When I got back home, he was gone and my two step kids were gone with all of their stuff. I was so sad. He called and He asked if he could come over and talk. I was horny, so I told him yes. He came over and ate me again as if he hadnt ate in years. Oh how I loved that. And he asked me to marry him because he couldnt handle life without me and he was going through alot of stuff that I couldnt understand. And I said NO!

I didn't see him for 2 years after that. I've moved on. I've always thought about him but I couldnt find him and he couldnt find me. I moved over 200 miles from where we used to live knowing in my heart that we would probably never see each other again.

I was on myspace and I FOUND HIM. I READ HIS PROFILE AND HE'S MARRIED. OH MY HEART DROPPED!

I sent him a message and he hadnt been on myspace in 3 months but I took my chances. The next day he sent me a response. And I told him to call me. I found out he had two more kids, he was married. And just when I thought I lived in this small city alone, he lived down the street. He was coming to see me and when I saw him we both just cried and we cant figure out how or why we even ended up in the same small city and down the street from each other.

Of course, I had to let him taste me again as he did in the past and it was even better and it lasted for hours until i was just ready to fall asleep and not even move anymore. We cried and made love, cried and made love. We were only in a world that it was just me and him for the whole day. NO PHONES, NO KIDS, NO T.V., NO NOTHING JUST ME AND HIM! He didnt even go home. He stayed, we talked and cried and now his marriage hasnt been the same.
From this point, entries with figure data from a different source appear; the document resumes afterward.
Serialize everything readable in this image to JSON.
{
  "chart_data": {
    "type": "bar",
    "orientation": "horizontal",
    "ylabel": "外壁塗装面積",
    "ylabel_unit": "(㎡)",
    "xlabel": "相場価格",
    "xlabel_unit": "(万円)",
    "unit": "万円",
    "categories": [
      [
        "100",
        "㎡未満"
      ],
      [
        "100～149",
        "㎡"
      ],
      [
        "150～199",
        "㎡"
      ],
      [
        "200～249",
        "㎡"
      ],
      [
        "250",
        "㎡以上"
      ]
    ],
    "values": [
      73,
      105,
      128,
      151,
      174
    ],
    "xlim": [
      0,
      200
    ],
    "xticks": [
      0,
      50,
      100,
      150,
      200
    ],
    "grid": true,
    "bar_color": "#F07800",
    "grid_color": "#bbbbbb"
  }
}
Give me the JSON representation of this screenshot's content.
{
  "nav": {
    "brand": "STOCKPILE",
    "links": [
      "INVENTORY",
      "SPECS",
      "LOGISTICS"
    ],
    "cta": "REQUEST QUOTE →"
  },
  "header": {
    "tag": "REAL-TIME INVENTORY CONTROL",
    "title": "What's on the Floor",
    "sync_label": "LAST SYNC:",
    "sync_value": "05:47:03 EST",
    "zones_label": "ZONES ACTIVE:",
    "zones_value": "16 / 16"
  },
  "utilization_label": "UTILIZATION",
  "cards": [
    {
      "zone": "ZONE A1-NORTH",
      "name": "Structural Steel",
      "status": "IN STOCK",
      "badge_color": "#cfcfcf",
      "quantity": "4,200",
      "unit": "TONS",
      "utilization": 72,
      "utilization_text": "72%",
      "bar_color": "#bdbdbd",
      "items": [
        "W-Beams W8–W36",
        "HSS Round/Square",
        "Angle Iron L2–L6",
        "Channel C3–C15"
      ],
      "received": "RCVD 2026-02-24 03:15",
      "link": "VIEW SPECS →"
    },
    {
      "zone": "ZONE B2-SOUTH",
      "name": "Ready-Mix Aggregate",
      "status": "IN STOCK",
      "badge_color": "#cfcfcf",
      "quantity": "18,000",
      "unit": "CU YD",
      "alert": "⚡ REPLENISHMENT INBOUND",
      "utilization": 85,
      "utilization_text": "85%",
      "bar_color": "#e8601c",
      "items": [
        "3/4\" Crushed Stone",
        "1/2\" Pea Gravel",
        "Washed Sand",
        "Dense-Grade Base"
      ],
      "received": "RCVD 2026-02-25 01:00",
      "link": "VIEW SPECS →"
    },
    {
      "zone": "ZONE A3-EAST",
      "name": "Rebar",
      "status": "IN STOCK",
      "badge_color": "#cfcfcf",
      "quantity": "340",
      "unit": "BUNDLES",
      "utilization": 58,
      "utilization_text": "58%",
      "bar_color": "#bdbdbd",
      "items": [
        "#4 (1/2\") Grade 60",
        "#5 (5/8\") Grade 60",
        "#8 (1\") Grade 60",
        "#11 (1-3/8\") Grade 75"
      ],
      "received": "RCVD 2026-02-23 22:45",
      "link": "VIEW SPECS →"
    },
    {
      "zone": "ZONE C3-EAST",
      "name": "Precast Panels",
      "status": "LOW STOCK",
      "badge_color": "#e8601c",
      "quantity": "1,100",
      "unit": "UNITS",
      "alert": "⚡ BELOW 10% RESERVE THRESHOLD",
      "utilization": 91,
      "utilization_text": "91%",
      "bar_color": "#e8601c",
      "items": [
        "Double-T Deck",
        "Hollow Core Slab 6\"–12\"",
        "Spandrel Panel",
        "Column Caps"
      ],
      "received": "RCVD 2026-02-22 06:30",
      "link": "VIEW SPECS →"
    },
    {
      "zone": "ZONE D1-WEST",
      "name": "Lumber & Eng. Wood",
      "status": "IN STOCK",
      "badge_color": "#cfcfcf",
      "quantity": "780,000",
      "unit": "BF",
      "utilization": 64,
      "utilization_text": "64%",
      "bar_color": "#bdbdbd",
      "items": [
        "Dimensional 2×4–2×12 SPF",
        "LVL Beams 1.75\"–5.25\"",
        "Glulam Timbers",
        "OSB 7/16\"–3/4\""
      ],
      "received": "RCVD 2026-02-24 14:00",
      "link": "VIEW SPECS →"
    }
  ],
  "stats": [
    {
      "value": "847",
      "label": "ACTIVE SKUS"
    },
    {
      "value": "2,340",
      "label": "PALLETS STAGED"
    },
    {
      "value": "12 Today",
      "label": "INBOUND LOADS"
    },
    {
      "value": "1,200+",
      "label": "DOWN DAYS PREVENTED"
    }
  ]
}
I feel bad. I dont ever want another woman's man. I would never want my husband to cheat on me, so how can I do this to her. We were suppose to try to have a child together but back then I had a birth control device he didnt know about so that I wouldnt get pregnant for 5 years and now its out and the feelings are all out on the table. But what should I do? I love him and He loves me but what about her? I cant be the other woman. I dont know how to be. I will always be number one. But how can he jsut leave his family that was there when I wasnt? True , I put him out and gave up on him but now I want him back and he wants me but the reality of things are how can we be selfish? His son and daughter still ask about me and I miss them too. But what about his wife and two other children? Man, I'm stuck. What should I do?